The crucifixion of Christ poses the question of God's will (imago stock & people)

And we are now experiencing the broken, but in public reflection a one-dimensional rule of behavior is recommended to us, so to speak. Yes, not even in the sense of the suppression of freedom, everything is well meant, but I lack the reflection of the concrete situation in relation to the general being. Say: How is that possible? Although we know so much, we are addicted to a mini-mini-mini virus around the world right now. Those are elementary questions!

"Religion is responsible for the soul"

Main: How is that possible? What answer would arise from a Jewish perspective?

Wolffsohn: From the Jewish perspective, that is the difficult and at the same time fascinating thing about Judaism, there is no definitive answer. When the rabbinical sages, to make this clear with an example, the rabbinical sages, i.e. the Talmud founders, had controversial discussions and got to the origin of existence and then ultimately said: That God allows this is unheard of ! And then a voice sounds, a heavenly voice, they say, and it then says to these rabbinical sages: It is not up to you to decide, but to God.

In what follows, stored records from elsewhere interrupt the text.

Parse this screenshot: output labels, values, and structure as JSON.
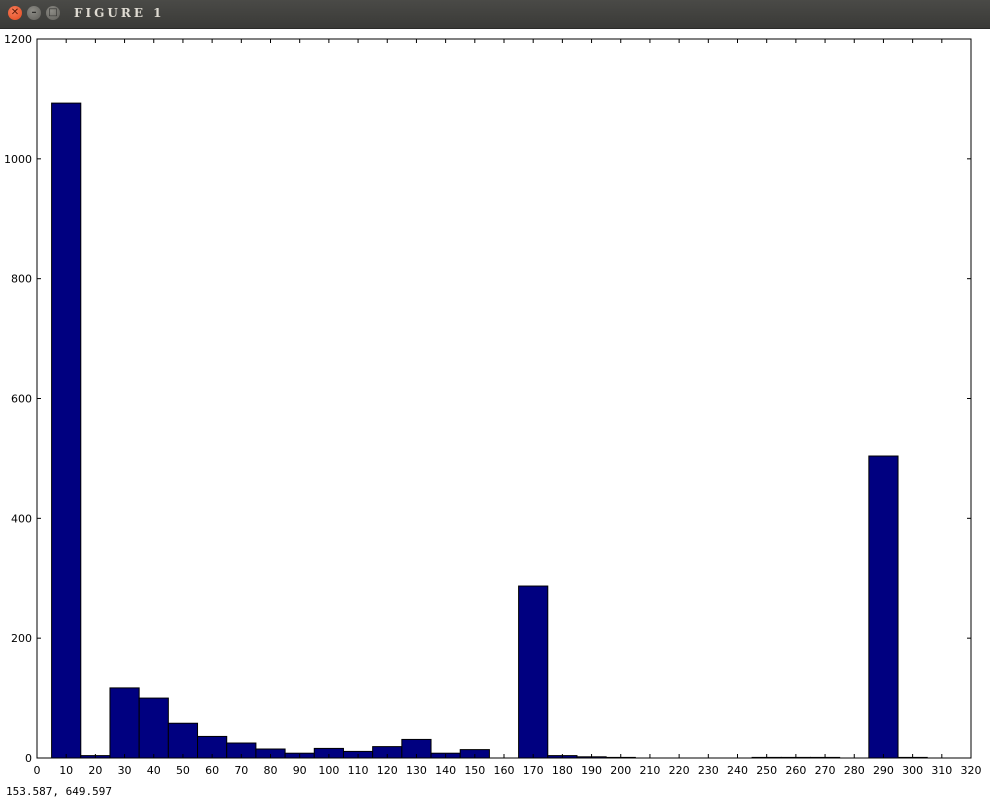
{
  "window": {
    "title": "FIGURE 1",
    "close_glyph": "✕",
    "minimize_glyph": "–",
    "maximize_glyph": "□"
  },
  "status": {
    "coords": "153.587,  649.597"
  },
  "colors": {
    "bar_fill": "#000080",
    "bar_stroke": "#000000"
  },
  "chart_data": {
    "type": "bar",
    "title": "",
    "xlabel": "",
    "ylabel": "",
    "xlim": [
      0,
      320
    ],
    "ylim": [
      0,
      1200
    ],
    "bin_width": 10,
    "xticks": [
      0,
      10,
      20,
      30,
      40,
      50,
      60,
      70,
      80,
      90,
      100,
      110,
      120,
      130,
      140,
      150,
      160,
      170,
      180,
      190,
      200,
      210,
      220,
      230,
      240,
      250,
      260,
      270,
      280,
      290,
      300,
      310,
      320
    ],
    "yticks": [
      0,
      200,
      400,
      600,
      800,
      1000,
      1200
    ],
    "bin_centers": [
      10,
      20,
      30,
      40,
      50,
      60,
      70,
      80,
      90,
      100,
      110,
      120,
      130,
      140,
      150,
      170,
      180,
      190,
      200,
      250,
      260,
      270,
      290,
      300
    ],
    "values": [
      1093,
      4,
      117,
      100,
      58,
      36,
      25,
      15,
      8,
      16,
      11,
      19,
      31,
      8,
      14,
      287,
      4,
      2,
      1,
      1,
      1,
      1,
      504,
      1
    ],
    "grid": false,
    "legend": "none"
  }
}
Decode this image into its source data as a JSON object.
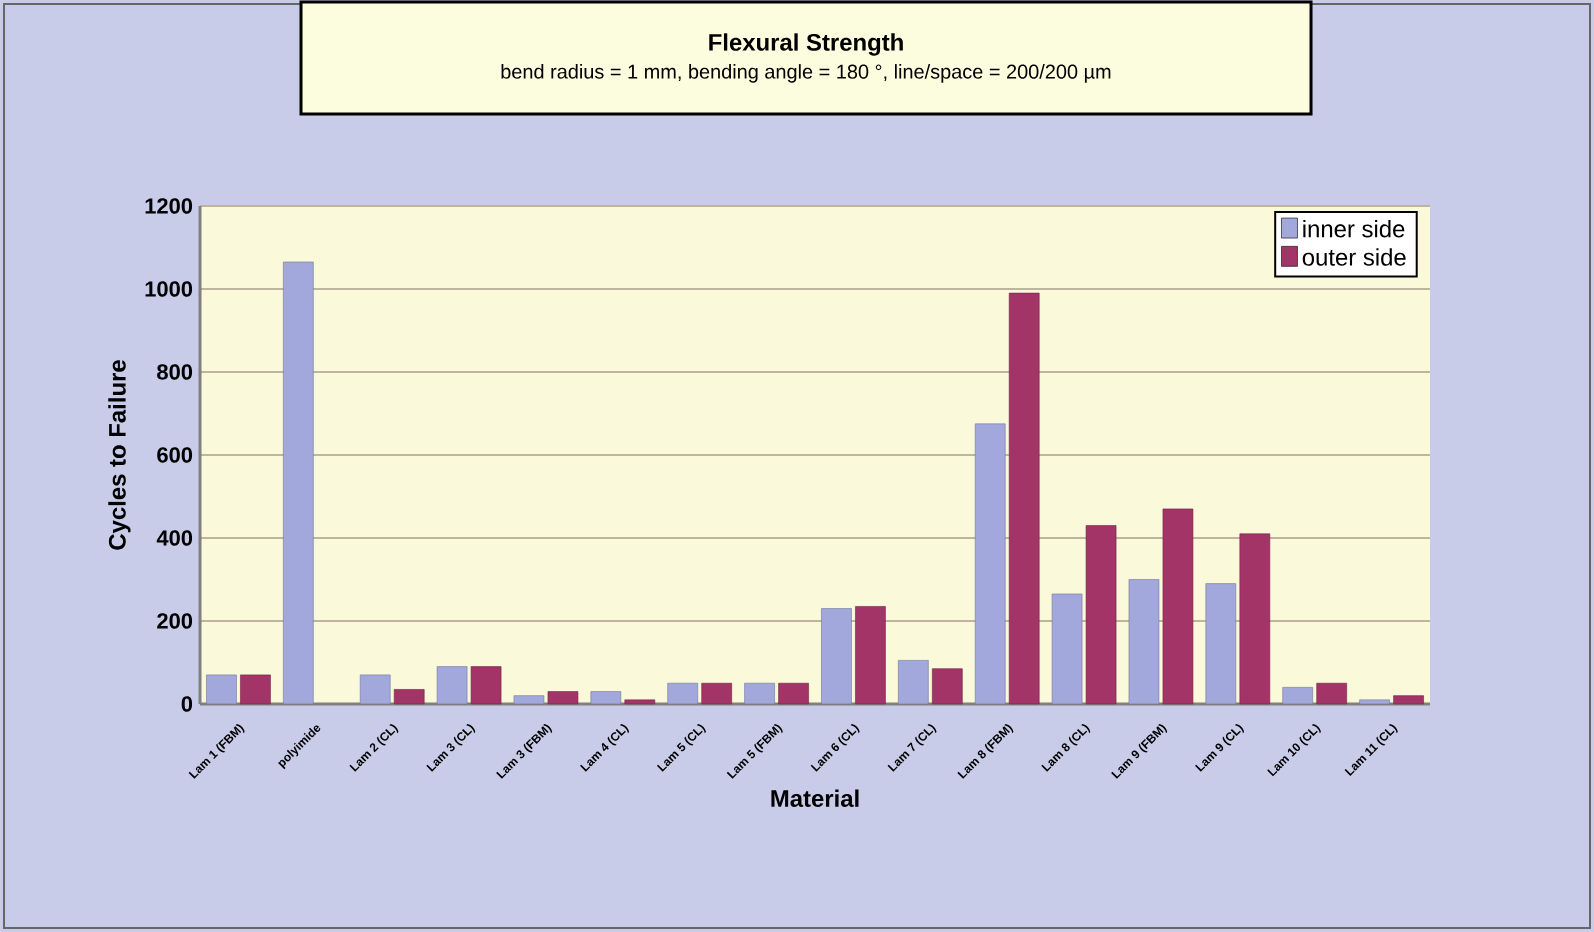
{
  "chart_data": {
    "type": "bar",
    "title": "Flexural Strength",
    "subtitle": "bend radius = 1 mm, bending angle = 180 °, line/space = 200/200 µm",
    "xlabel": "Material",
    "ylabel": "Cycles to Failure",
    "categories": [
      "Lam 1 (FBM)",
      "polyimide",
      "Lam 2 (CL)",
      "Lam 3 (CL)",
      "Lam 3 (FBM)",
      "Lam 4 (CL)",
      "Lam 5 (CL)",
      "Lam 5 (FBM)",
      "Lam 6 (CL)",
      "Lam 7 (CL)",
      "Lam 8 (FBM)",
      "Lam 8 (CL)",
      "Lam 9 (FBM)",
      "Lam 9 (CL)",
      "Lam 10 (CL)",
      "Lam 11 (CL)"
    ],
    "series": [
      {
        "name": "inner side",
        "color": "#a3a8dc",
        "values": [
          70,
          1065,
          70,
          90,
          20,
          30,
          50,
          50,
          230,
          105,
          675,
          265,
          300,
          290,
          40,
          10
        ]
      },
      {
        "name": "outer side",
        "color": "#a33468",
        "values": [
          70,
          null,
          35,
          90,
          30,
          10,
          50,
          50,
          235,
          85,
          990,
          430,
          470,
          410,
          50,
          20
        ]
      }
    ],
    "ylim": [
      0,
      1200
    ],
    "yticks": [
      0,
      200,
      400,
      600,
      800,
      1000,
      1200
    ],
    "grid": "y",
    "legend": "top right"
  }
}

The insight that, despite our much knowledge, we don't know so much. And that means in turn: We should not concentrate on one-dimensionality, but on multi-dimensionality, because we also need the soul. And religion is more responsible for the soul than virology and politics.

"Religion is not an executive body of politics"

Main: To what extent do you, as a Jew, see consolation potential in a situation like the current pandemic situation in Christianity?

Wolffsohn: Just as little as in Judaism. Christianity is a wonderfully comforting religion for everyday life if you stick to what Jesus preached above all. But it is also no consolation when you consider the end - that is, the crucifixion.

And we as human beings have to come to terms with the fact that our existence is constantly in danger. And we have often forgotten that, we suppress death. And in this respect it would have been a great opportunity for the institutionalized religions - it still exists - to lead us back to this thought.

(Albert-Ludwigs-Universität Freiburg / Britt Schilling) Theology and Corona - Prudent through the crisis of faith
Modern theology must be subordinate to scientific knowledge. Nevertheless, the Catholic theologian Magnus Striet said in the Dlf: "I do believe that it helps to fix oneself in God in the end."

Not in the sense of grumpiness or the constant appeal "Remember our mortality!", But in this sense: "Beyond enjoyment, joy of life, which is something wonderful - life is beautiful - you must always ask: How Am I living today, if I am possibly already dead tomorrow? And if I am dead, what then? Is it just nothing? Do I come to God or do I not come to him? Does he exist? "

So to ask these questions of being beyond the questions of pleasure, that is the task of religion; and not, executive body and also supplier of ideologies of the respective politics.

Statements by our interlocutors reflect their own views. Deutschlandfunk does not adopt statements made by its interlocutors in interviews and discussions as its own.